Acidente aconteceu em dezembro de 2018 quando jovens atravessavam a Avenida Isaac Póvoas. Juiz acolheu posicionamento do MPE e arquivou inquérito sobre conduta de sobrevivente que dançou na faixa de pedestres.

A professora universitária Rafaela Screnci da Costa Ribeiro, de 33 anos, virou ré na Justiça por ter atropelado três estudantes em frente a uma casa noturna de Cuiabá, em dezembro de 2018. A denúncia do Ministério Público Estadual (MPE) foi aceita na quarta-feira (6) pelo juiz Flávio Miraglia Fernandes, da Décima Segunda Vara Criminal.

O MPE havia denunciado Screnci por homicídio, na modalidade de dolo eventual (por duas vezes), e homicídio tentado. O G1 não localizou o advogado dela.

A motorista pagou o valor da fiança e foi posta em liberdade no dia seguinte, 24 de dezembro de 2018.

No inquérito que investigava a conduta de uma das vítimas do acidente, a polícia apurava a coautoria de Hya Girotto Santos, de 21 anos, no acidente.

Para o MPE, ela não poderia ser denunciada por participação, pois não houve vínculo entre consciente com a motorista da caminhonete.

Na mesma decisão, Miraglia concordou com a posição do MPE e decidiu pelo arquivamento do inquérito em relação a conduta de Hya no acidente.

Myllena Lacerda (à esquerda), Ramon Viveiros (centro) e Hya Girotto (à direita) — Foto: G1

A Polícia Civil havia indiciado a jovem por ter influenciado no acidente já que teria dançado na faixa de pedestres e chamado a atenção dos outros jovens atropelados.

O caso

No dia 23 de dezembro do ano passado, Rafaela atropelou Mylena de Lacerda Inocêncio, de 22 anos, Ramon Alcides Viveiros, de 25 anos, e Hya Giroto Santos, que atravessavam a Avenida Isaac Póvoas.

Mylena morreu no local do acidente.
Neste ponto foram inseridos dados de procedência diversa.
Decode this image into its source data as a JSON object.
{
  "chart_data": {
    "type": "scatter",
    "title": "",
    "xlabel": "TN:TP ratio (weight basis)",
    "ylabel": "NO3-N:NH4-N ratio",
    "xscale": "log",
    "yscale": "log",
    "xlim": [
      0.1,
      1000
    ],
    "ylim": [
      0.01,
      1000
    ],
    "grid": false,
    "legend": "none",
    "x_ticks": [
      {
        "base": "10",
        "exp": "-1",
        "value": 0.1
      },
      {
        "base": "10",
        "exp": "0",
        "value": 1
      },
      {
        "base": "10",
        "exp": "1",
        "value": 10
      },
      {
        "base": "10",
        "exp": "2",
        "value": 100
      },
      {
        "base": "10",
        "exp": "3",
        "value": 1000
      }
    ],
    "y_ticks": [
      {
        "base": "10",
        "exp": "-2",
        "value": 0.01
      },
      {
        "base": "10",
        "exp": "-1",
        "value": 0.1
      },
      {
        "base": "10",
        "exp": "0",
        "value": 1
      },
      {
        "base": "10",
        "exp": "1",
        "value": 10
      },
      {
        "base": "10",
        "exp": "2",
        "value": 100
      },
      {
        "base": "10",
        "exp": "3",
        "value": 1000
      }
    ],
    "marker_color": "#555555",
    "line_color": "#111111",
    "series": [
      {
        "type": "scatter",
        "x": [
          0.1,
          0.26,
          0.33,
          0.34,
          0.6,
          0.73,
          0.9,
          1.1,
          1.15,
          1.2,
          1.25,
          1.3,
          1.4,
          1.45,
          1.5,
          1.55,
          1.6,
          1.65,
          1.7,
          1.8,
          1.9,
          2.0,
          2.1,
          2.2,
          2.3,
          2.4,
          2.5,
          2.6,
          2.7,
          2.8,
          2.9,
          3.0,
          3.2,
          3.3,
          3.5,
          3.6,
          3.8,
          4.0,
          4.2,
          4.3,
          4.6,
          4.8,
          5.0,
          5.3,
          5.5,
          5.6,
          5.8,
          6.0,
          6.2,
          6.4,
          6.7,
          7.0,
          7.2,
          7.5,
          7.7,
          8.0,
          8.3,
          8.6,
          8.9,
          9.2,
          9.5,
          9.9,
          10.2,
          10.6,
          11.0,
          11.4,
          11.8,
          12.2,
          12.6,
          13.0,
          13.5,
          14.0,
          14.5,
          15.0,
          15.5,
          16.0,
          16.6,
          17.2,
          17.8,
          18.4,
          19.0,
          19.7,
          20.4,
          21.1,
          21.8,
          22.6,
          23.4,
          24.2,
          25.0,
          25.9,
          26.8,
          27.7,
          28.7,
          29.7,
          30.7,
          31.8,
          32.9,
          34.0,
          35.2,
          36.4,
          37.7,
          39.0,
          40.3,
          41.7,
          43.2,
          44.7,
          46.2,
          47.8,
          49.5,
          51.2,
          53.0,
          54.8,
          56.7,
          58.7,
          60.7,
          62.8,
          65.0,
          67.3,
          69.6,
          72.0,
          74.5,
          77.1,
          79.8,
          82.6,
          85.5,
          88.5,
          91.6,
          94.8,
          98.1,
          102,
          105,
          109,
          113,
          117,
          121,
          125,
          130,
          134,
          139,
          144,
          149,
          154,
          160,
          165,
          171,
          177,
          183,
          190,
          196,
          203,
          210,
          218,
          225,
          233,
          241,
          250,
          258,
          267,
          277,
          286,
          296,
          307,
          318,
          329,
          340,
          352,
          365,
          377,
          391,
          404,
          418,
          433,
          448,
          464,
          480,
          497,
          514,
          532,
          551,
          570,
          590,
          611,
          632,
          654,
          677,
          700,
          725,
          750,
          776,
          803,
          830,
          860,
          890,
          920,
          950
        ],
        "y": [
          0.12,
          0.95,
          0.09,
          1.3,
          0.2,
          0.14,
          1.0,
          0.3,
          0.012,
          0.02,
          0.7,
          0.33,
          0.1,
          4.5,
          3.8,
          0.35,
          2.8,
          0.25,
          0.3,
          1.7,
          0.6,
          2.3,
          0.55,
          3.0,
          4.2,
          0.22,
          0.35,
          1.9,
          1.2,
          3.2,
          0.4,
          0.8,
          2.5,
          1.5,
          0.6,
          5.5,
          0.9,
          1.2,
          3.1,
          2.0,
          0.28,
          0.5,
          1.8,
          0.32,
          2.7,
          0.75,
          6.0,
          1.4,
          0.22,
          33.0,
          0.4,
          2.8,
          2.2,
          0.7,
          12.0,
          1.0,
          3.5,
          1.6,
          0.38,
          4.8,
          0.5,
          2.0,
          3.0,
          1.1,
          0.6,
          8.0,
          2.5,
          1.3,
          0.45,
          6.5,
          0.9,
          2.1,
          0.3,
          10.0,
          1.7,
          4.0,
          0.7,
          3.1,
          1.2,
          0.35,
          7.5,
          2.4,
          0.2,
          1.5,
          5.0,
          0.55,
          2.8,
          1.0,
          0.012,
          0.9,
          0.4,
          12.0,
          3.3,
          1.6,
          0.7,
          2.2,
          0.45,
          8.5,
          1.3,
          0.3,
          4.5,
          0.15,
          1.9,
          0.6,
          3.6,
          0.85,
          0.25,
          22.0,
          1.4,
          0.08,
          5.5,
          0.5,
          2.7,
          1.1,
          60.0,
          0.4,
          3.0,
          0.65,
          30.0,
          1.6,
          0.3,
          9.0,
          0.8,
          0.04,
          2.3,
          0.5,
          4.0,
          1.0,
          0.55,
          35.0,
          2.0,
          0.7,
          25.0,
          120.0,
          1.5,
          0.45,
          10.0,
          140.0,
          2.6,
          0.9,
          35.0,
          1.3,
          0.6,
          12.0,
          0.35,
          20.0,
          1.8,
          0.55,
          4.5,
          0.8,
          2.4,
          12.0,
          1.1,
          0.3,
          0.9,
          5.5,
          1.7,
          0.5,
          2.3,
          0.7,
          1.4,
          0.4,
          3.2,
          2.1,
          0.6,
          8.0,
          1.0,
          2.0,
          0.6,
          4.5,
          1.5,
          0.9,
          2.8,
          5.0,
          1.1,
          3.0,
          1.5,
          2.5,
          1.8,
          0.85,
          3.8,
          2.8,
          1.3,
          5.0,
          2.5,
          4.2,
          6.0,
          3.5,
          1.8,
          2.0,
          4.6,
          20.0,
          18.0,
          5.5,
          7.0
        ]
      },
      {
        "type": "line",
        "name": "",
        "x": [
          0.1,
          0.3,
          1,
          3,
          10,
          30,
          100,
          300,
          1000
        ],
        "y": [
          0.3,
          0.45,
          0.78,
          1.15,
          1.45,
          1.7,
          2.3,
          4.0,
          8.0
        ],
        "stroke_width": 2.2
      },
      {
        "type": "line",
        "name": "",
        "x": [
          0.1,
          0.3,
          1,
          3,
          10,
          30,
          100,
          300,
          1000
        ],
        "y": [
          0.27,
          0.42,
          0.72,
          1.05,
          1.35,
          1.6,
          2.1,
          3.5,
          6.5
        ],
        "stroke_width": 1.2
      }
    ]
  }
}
Ramon morreu cinco dias após o acidente. Hya deixou o hospital depois de 23 dias internada e quatro cirurgias.

Acidente foi registrado na frente de uma boate sertaneja — Foto: TVCA/Reprodução

Segundo o MPE, as investigações constataram que Rafaela dirigia sobre efeito de bebida alcoólica e em alta velocidade.

“Imagens de câmeras instaladas da Boate Malcon, onde a denuncianda estava até poucos momentos antes, mostram que ela cambaleava à porta de um banheiro, com ânsia de vômito”, aponta trecho do argumento do MPE.